高齢者のQOLと手段的日常生活動作(IADL)

はじめに
人生100年時代と言われる現代において、
高齢者が健康でQuality of Life(QOL:生活の質)を高く維持することは重要な課題です。
QOLを維持するためには、身体的な健康だけでなく、精神的な健康や社会とのつながりも重要です。
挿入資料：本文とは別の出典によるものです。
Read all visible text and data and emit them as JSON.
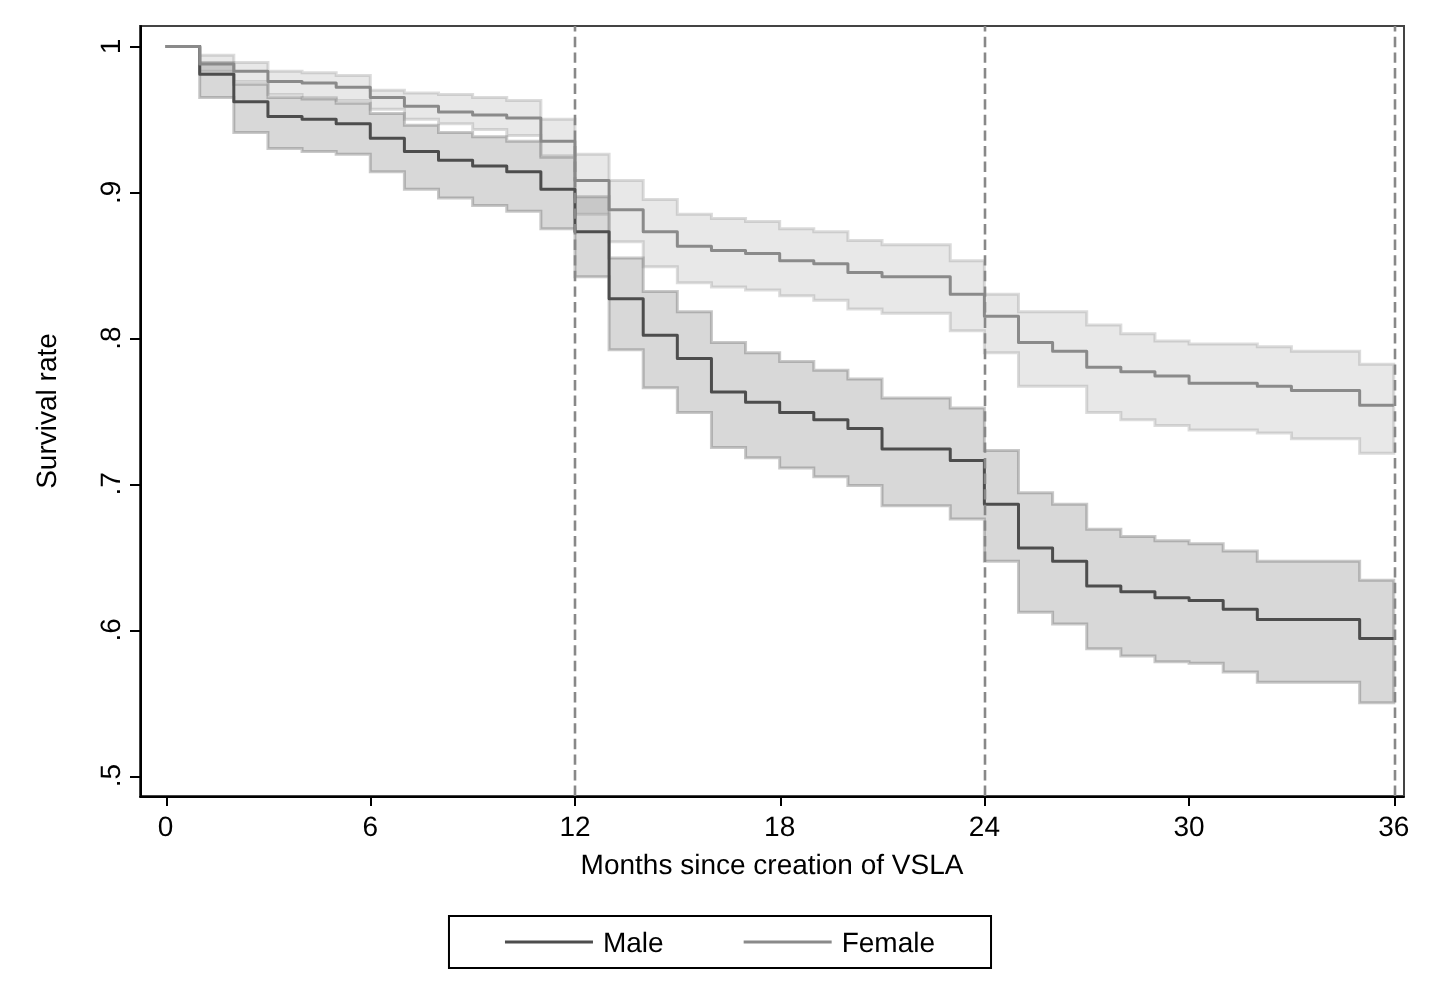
{
  "chart_data": {
    "type": "step",
    "xlabel": "Months since creation of VSLA",
    "ylabel": "Survival rate",
    "x": [
      0,
      1,
      2,
      3,
      4,
      5,
      6,
      7,
      8,
      9,
      10,
      11,
      12,
      13,
      14,
      15,
      16,
      17,
      18,
      19,
      20,
      21,
      22,
      23,
      24,
      25,
      26,
      27,
      28,
      29,
      30,
      31,
      32,
      33,
      34,
      35,
      36
    ],
    "series": [
      {
        "name": "Male",
        "color": "#4d4d4d",
        "values": [
          1,
          0.981,
          0.962,
          0.952,
          0.95,
          0.947,
          0.937,
          0.928,
          0.922,
          0.918,
          0.914,
          0.902,
          0.873,
          0.827,
          0.802,
          0.786,
          0.763,
          0.756,
          0.749,
          0.744,
          0.738,
          0.724,
          0.724,
          0.716,
          0.686,
          0.656,
          0.647,
          0.63,
          0.626,
          0.622,
          0.62,
          0.614,
          0.607,
          0.607,
          0.607,
          0.594,
          0.594
        ],
        "lower": [
          1,
          0.965,
          0.941,
          0.93,
          0.928,
          0.926,
          0.914,
          0.902,
          0.896,
          0.891,
          0.887,
          0.875,
          0.842,
          0.792,
          0.766,
          0.749,
          0.725,
          0.718,
          0.711,
          0.705,
          0.699,
          0.685,
          0.685,
          0.676,
          0.647,
          0.612,
          0.604,
          0.587,
          0.582,
          0.578,
          0.577,
          0.571,
          0.564,
          0.564,
          0.564,
          0.55,
          0.55
        ],
        "upper": [
          1,
          0.989,
          0.974,
          0.965,
          0.964,
          0.961,
          0.954,
          0.946,
          0.941,
          0.938,
          0.935,
          0.924,
          0.897,
          0.855,
          0.832,
          0.818,
          0.797,
          0.79,
          0.784,
          0.778,
          0.772,
          0.759,
          0.759,
          0.752,
          0.723,
          0.694,
          0.686,
          0.669,
          0.664,
          0.661,
          0.659,
          0.654,
          0.647,
          0.647,
          0.647,
          0.634,
          0.634
        ]
      },
      {
        "name": "Female",
        "color": "#8a8a8a",
        "values": [
          1,
          0.988,
          0.983,
          0.976,
          0.975,
          0.972,
          0.965,
          0.959,
          0.955,
          0.953,
          0.951,
          0.935,
          0.908,
          0.888,
          0.873,
          0.863,
          0.86,
          0.858,
          0.853,
          0.851,
          0.845,
          0.842,
          0.842,
          0.83,
          0.815,
          0.797,
          0.791,
          0.78,
          0.777,
          0.774,
          0.769,
          0.769,
          0.767,
          0.764,
          0.764,
          0.754,
          0.754
        ],
        "lower": [
          1,
          0.983,
          0.976,
          0.967,
          0.965,
          0.963,
          0.957,
          0.95,
          0.947,
          0.943,
          0.939,
          0.925,
          0.885,
          0.866,
          0.849,
          0.838,
          0.835,
          0.833,
          0.829,
          0.826,
          0.82,
          0.817,
          0.817,
          0.805,
          0.79,
          0.767,
          0.767,
          0.749,
          0.744,
          0.74,
          0.737,
          0.737,
          0.735,
          0.731,
          0.731,
          0.721,
          0.721
        ],
        "upper": [
          1,
          0.994,
          0.989,
          0.983,
          0.982,
          0.98,
          0.97,
          0.968,
          0.967,
          0.965,
          0.963,
          0.95,
          0.926,
          0.908,
          0.895,
          0.885,
          0.882,
          0.88,
          0.875,
          0.873,
          0.867,
          0.864,
          0.864,
          0.853,
          0.83,
          0.818,
          0.818,
          0.809,
          0.803,
          0.798,
          0.796,
          0.796,
          0.794,
          0.791,
          0.791,
          0.782,
          0.782
        ]
      }
    ],
    "xlim": [
      -0.75,
      36.3
    ],
    "xticks": [
      0,
      6,
      12,
      18,
      24,
      30,
      36
    ],
    "ylim": [
      0.486,
      1.014
    ],
    "yticks": [
      {
        "value": 0.5,
        "label": ".5"
      },
      {
        "value": 0.6,
        "label": ".6"
      },
      {
        "value": 0.7,
        "label": ".7"
      },
      {
        "value": 0.8,
        "label": ".8"
      },
      {
        "value": 0.9,
        "label": ".9"
      },
      1
    ],
    "ref_lines": [
      {
        "axis": "x",
        "value": 12,
        "color": "#888888",
        "line_style": "dashed"
      },
      {
        "axis": "x",
        "value": 24,
        "color": "#888888",
        "line_style": "dashed"
      },
      {
        "axis": "x",
        "value": 36,
        "color": "#888888",
        "line_style": "dashed"
      }
    ],
    "legend": "bottom",
    "grid": false
  }
}
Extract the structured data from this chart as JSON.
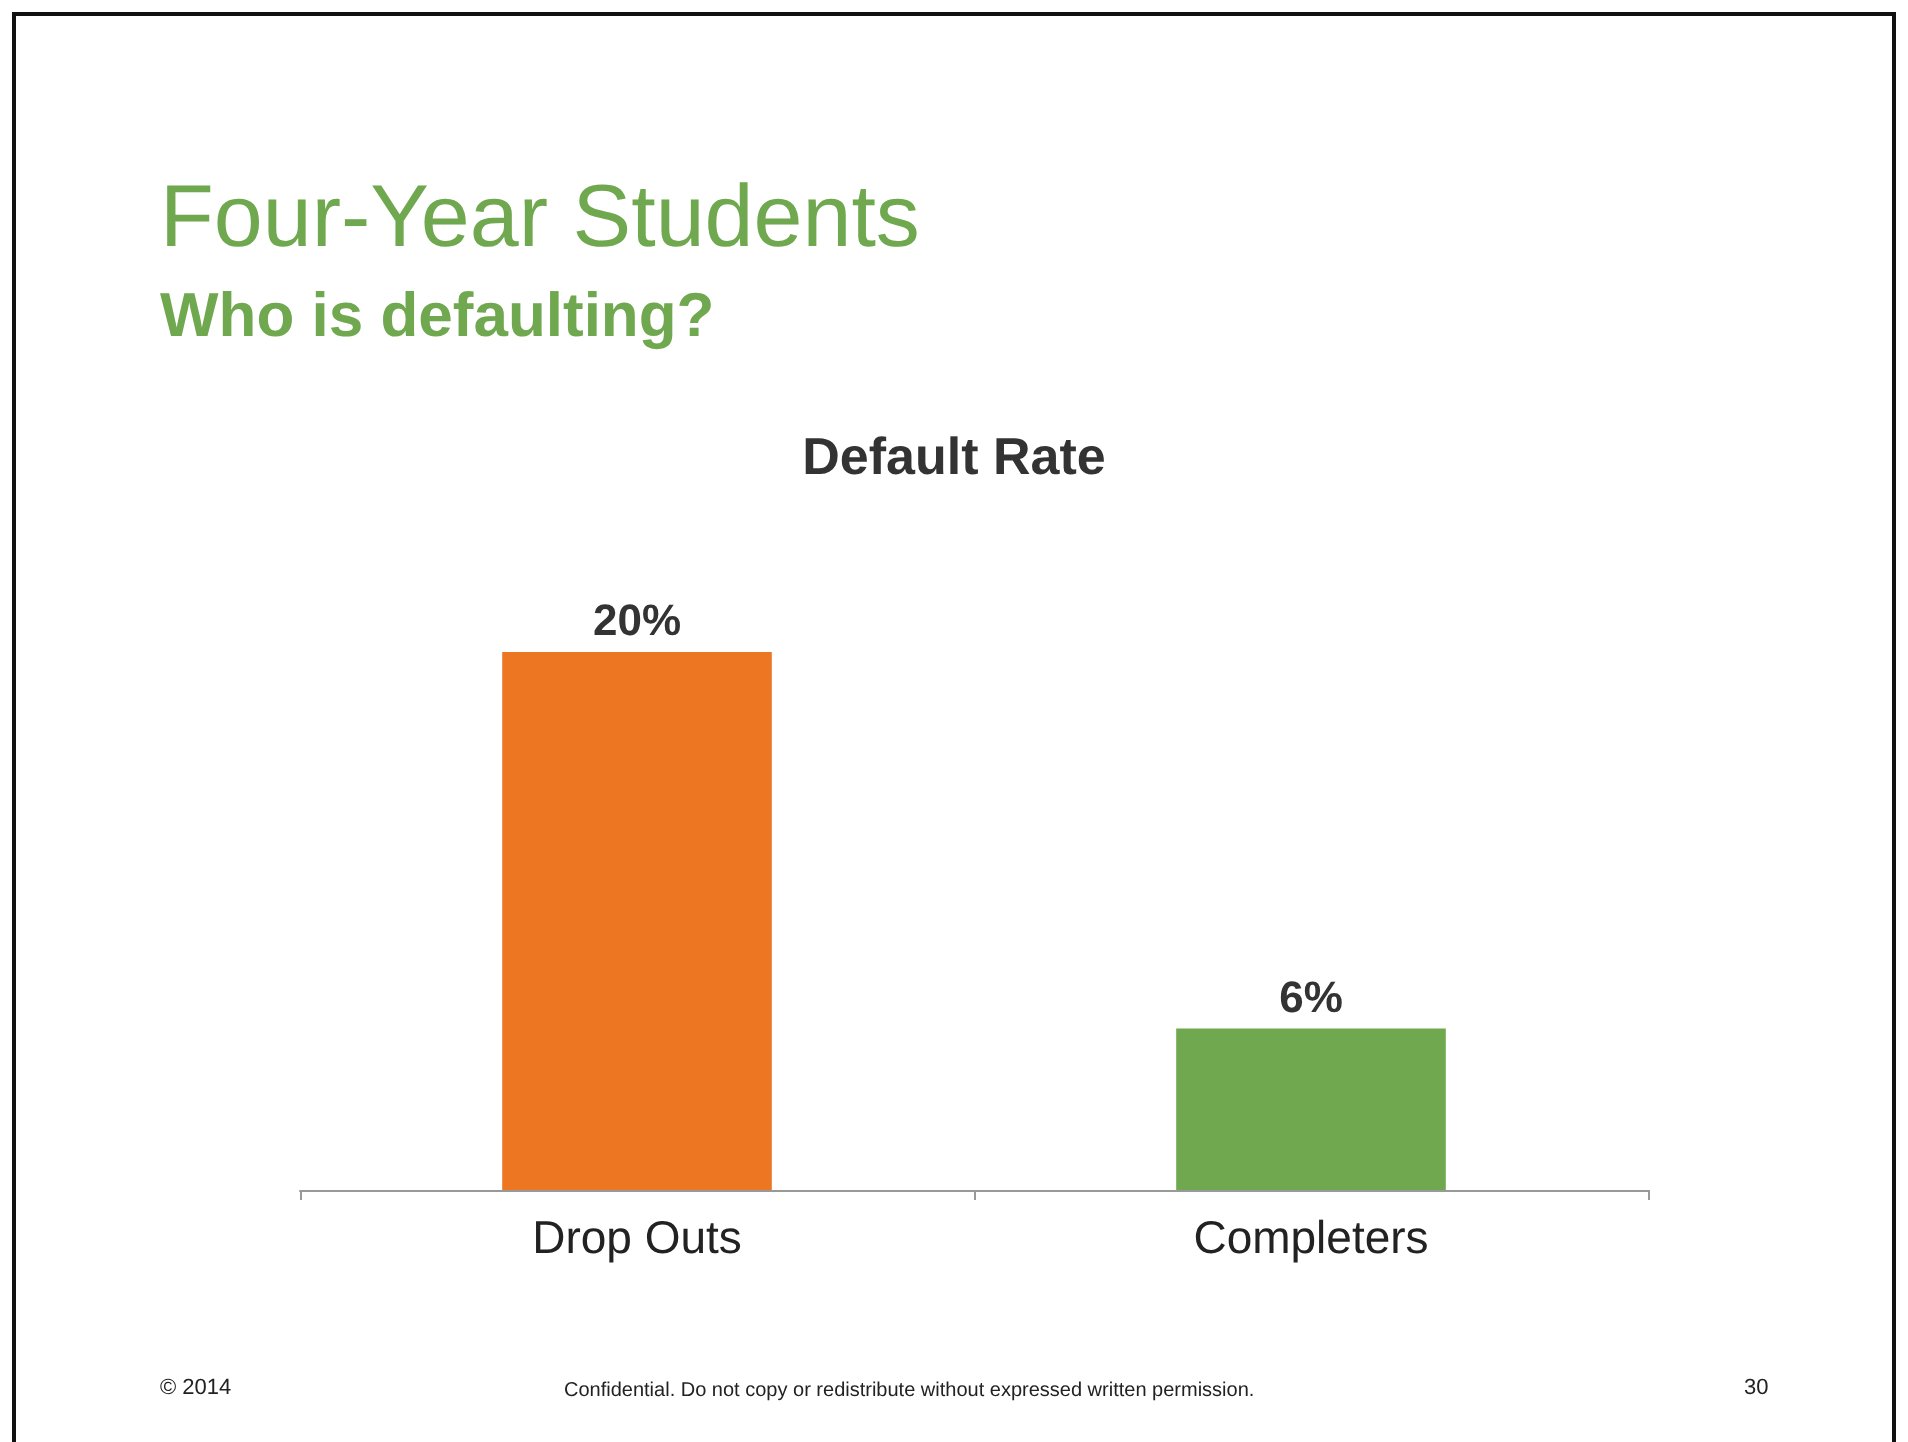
{
  "chart_data": {
    "type": "bar",
    "title": "Default Rate",
    "categories": [
      "Drop Outs",
      "Completers"
    ],
    "values": [
      20,
      6
    ],
    "colors": [
      "#ed7623",
      "#70a84f"
    ],
    "value_labels": [
      "20%",
      "6%"
    ],
    "annotations": [
      "Four-Year Students",
      "Who is defaulting?",
      "© 2014",
      "Confidential. Do not copy or redistribute without expressed written permission.",
      "30"
    ]
  }
}
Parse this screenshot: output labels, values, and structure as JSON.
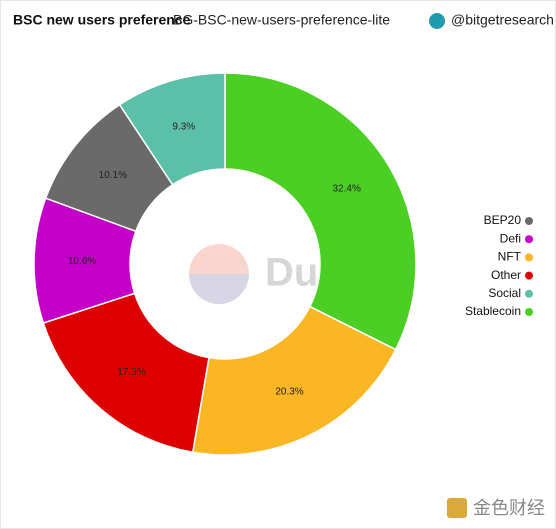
{
  "chart_data": {
    "type": "donut",
    "title": "BSC new users preference",
    "subtitle": "BG-BSC-new-users-preference-lite",
    "author": "@bitgetresearch",
    "watermark": "Dune",
    "source_logo": "金色财经",
    "categories": [
      "Stablecoin",
      "NFT",
      "Other",
      "Defi",
      "BEP20",
      "Social"
    ],
    "values": [
      32.4,
      20.3,
      17.3,
      10.6,
      10.1,
      9.3
    ],
    "value_labels": [
      "32.4%",
      "20.3%",
      "17.3%",
      "10.6%",
      "10.1%",
      "9.3%"
    ],
    "colors": [
      "#4ccf24",
      "#fbb623",
      "#dd0000",
      "#c400c8",
      "#6a6a6a",
      "#5cbfa8"
    ],
    "legend": [
      "BEP20",
      "Defi",
      "NFT",
      "Other",
      "Social",
      "Stablecoin"
    ],
    "legend_position": "right"
  }
}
その中でも、手段的日常生活動作(IADL:Instrumental Activities of Daily Living)は、
高齢者のQOLに大きく影響する要素の一つです。
手段的日常生活動作とは
手段的生活動作能力とは、日常生活を送る上で必要な、より複雑な動作のことです。
具体的には、
買い物、料理、洗濯、掃除、公共交通機関の利用、金銭管理、服薬管理、電話対応などが挙げられます。
これらの能力は、高齢者が自立した生活を送る上で不可欠なものです。
似ている言葉に日常生活動作(ADL)と言うものがあります。
ADLは、食べる、立つ座る、歩く、着替える、お風呂に入る、排泄をするなどの
日常生活を送る上での基本的な動作のことを示します。
手段的日常生活動作の低下がQOLに与える影響
手段的日常生活動作能力が低下すると、高齢者は日常生活を送る上で様々な困難に直面します。
例えば、
買い物に行けなくなったり、料理を作れなくなったりすることで、
食生活が偏ったり、栄養不足になったりする可能性があります。
また、
公共交通機関を利用できなくなると、外出の機会が減り、社会とのつながりが希薄になることもあります。
さらに、
手段的日常生活動作能力の低下は、高齢者の心理面にも影響を与えます。
自分自身でできることが減ることで、自信を失ったり、無力感を感じたりすることがあります。
他にも、
周囲に頼ることが増えることで、負担をかけていると感じ、孤立感を深めることもあります。
手段的日常生活動作能力を維持・向上させるための介護予防
手段的生活動作能力の低下は、加齢とともに自然に起こるものではありません。
適切な介護予防を行うことで、その低下を遅らせたり、改善したりすることができます。
1. 運動習慣の維持
適度な運動は、身体機能の維持・向上に役立ちます。
ウォーキングやラジオ体操など、無理のない範囲で継続できる運動を取り入れましょう。
2. バランスの取れた食事
栄養バランスの偏った食事は、身体機能の低下を招きます。
バランスの取れた食事を心がけ、必要な栄養素をしっかりと摂取しましょう。
3. 脳トレ
脳の活性化は、認知機能の維持に役立ちます。
パズルやゲーム、読書など、楽しみながらできる脳トレを取り入れましょう。
4. 社会参加
社会とのつながりを維持することは、精神的な健康を保つ上で重要です。
地域活動や趣味のサークルなどに積極的に参加しましょう。
5. 専門家によるサポート
理学療法士や作業療法士などの専門家は、
個々の状態に合わせた運動やリハビリテーション、生活指導を提供してくれます。
他にも、
地域包括支援センターやケアマネジャーなどの専門家は、
必要に応じた介護相談や、サークルなど社会資源の情報提供をしてくれます。
必要に応じて、専門家のサポートを受けることも大切です。
手段的日常生活動作能力とQOLの関係
手段的生活動作能力は、高齢者のQOLを維持する上で非常に重要な要素です。
手段的生活動作能力を維持・向上させることは、高齢者が自立した生活を送る上で不可欠であり、
ひいてはQOLの向上にもつながります。
とある研究では、
要介護認定を受ける状態になる要因として
手段的日常生活動作能力の低下が挙げられています。
手段的日常生活動作能力を維持することで、
QOLを維持することができ、介護予防にも繋がります。
まとめ
高齢者がQOLを高く維持するためには、手段的生活動作能力の維持・向上が重要です。
そのためには、
運動習慣やバランスの取れた食事を心がけたり、
社会参加などの交流の機会を作ること、
そして、趣味や楽しみを持ちながら生活することで心身ともに健康な状態を保つことができます。
このように手段的日常生活動作能力を維持・向上させることによって、
QOLの維持や介護予防に繋げることができます。